Choiseul, instruit de la chose, dit qu’il n’attendrait pas, si cela dépendait de lui et si les faits étaient vrais, pour révoquer De Guines. Il dissuada même le duc d’Orléans de faire des démarches auprès du Roi en sa faveur. Mais il fit en même temps sonder l’ambassadeur d’Espagne pour savoir si sa Cour se plaignait de De Guines, et M. d’Aranda dit ouvertement qu’on impliquait mal à propos sa Cour dans cette affaire.

Choiseul, changeant alors de langage, dit que De Guines était innocent. Le troupeau de femmes et de parleurs de même acabit qui étaient à la dévotion de Choiseul à la Cour, crièrent que c’était une intrigue atroce de Malesherbes et de Turgot pour plaire à Mme de Maurepas.

La Reine, à la suite d’une conversation avec Malesherbes, comprit pourtant la nécessité de révoquer De Guines, mais elle ne voulut pas dire la première au Roi ce qu’elle pensait. Maurepas, en raison de ce que De Guines était l’ennemi du duc d’Aiguillon, neveu de Mme de Maurepas, ne voulut pas non plus prendre l’initiative. Vergennes louvoyait[5], Turgot et Malesherbes délibérèrent de prendre sur eux le danger ; Vergennes en serait averti ; puis Turgot, dont le travail avec le Roi était prochain, s’en ouvrirait avec lui.

Turgot rapporta donc au Roi la conversation de Malesherbes avec la Reine et proposa d’appeler Maurepas ou Vergennes pour les mesures à prendre ; le Roi déclara qu’il parlerait seul à Maurepas et à la Reine. Une semaine se passa. Maurepas et Vergennes furent d’avis qu’on laissât la Reine et le Roi faire leurs volontés.

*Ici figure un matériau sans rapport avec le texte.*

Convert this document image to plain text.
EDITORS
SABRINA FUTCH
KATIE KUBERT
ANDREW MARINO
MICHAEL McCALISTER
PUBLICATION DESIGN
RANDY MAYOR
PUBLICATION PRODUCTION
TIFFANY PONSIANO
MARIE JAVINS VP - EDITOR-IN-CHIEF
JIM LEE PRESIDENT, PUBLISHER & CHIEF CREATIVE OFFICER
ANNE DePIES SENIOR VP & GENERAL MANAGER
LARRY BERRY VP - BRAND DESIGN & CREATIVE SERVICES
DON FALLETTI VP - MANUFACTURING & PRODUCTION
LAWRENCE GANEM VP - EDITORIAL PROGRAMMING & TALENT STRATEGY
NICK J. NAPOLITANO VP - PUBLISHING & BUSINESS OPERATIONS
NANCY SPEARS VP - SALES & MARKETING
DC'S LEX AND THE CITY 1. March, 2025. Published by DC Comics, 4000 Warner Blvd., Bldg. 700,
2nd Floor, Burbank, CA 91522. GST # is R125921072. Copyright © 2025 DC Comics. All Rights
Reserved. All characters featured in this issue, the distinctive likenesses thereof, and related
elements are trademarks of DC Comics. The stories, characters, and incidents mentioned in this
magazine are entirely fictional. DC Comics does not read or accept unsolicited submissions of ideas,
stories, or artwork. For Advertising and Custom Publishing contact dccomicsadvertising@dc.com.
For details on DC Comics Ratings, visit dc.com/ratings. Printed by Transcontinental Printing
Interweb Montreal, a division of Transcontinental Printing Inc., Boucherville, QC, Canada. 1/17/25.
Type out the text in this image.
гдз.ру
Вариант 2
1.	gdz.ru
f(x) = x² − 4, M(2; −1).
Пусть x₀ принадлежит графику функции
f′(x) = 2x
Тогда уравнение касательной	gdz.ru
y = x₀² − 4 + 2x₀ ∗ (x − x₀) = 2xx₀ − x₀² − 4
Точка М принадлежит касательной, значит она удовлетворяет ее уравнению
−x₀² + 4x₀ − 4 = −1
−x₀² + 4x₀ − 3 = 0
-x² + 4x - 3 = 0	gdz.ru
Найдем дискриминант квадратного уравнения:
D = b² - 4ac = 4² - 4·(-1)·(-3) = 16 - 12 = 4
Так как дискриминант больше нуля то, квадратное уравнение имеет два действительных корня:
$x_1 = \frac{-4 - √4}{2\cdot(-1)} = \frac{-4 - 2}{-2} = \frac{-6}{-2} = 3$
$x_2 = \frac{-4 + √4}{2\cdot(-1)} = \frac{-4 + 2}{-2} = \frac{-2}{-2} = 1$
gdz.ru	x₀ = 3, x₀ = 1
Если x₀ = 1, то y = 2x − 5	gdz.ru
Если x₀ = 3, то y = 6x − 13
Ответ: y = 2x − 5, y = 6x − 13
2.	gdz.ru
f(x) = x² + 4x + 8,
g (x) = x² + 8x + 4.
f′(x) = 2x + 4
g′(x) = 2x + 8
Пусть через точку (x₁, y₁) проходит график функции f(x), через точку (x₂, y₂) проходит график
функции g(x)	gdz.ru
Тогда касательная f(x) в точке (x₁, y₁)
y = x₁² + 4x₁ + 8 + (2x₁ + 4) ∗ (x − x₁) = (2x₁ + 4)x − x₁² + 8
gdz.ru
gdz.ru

Turgot écrivit alors une lettre raisonnée au Roi[6], où il lui parla en même temps des finances. Son travail ordinaire du dimanche soir, avant le conseil d’État, devait avoir lieu peu de temps après. Il était résolu à ne pas se taire si le Roi gardait le silence, mais le Roi lui dit avoir parlé à la Reine et avoir décidé de rappeler De Guines.

« Je vous suis obligé, lui dit-il ; c’était aussi trop ridicule de le laisser en Angleterre. » (Journal de Véri, janvier.)

Les ministres ne voulurent pas attendre le retour du comte pour que son successeur fût désigné, mais lorsqu’ils pressèrent le Roi, il leur dit qu’il avait promis à la Reine de ne pas donner à De Guines de successeur avant son arrivée ; il ajouta qu’il ne le renverrait pas à Londres.

Or, la Reine avait été retournée par Choiseul. Les menées du duc et de son parti tendaient à faire obtenir à De Guines de la part de la Reine une réception signalée et de la part du Roi une justification authentique (même Journal, février).

L’arrivée de De Guines ne fit point cependant à Versailles la rumeur que le parti Choiseul voulait susciter. La Reine se résolut au silence, tout en restant persuadée que la conduite de Malesherbes et de Turgot était l’effet d’une vue d’intrigue.

Peu de temps après, le Roi adressa à l’ancien ambassadeur une lettre honorable sans consulter aucun ministre, et par pure complaisance pour sa femme (même Journal, avril). Puis le comte fut fait duc.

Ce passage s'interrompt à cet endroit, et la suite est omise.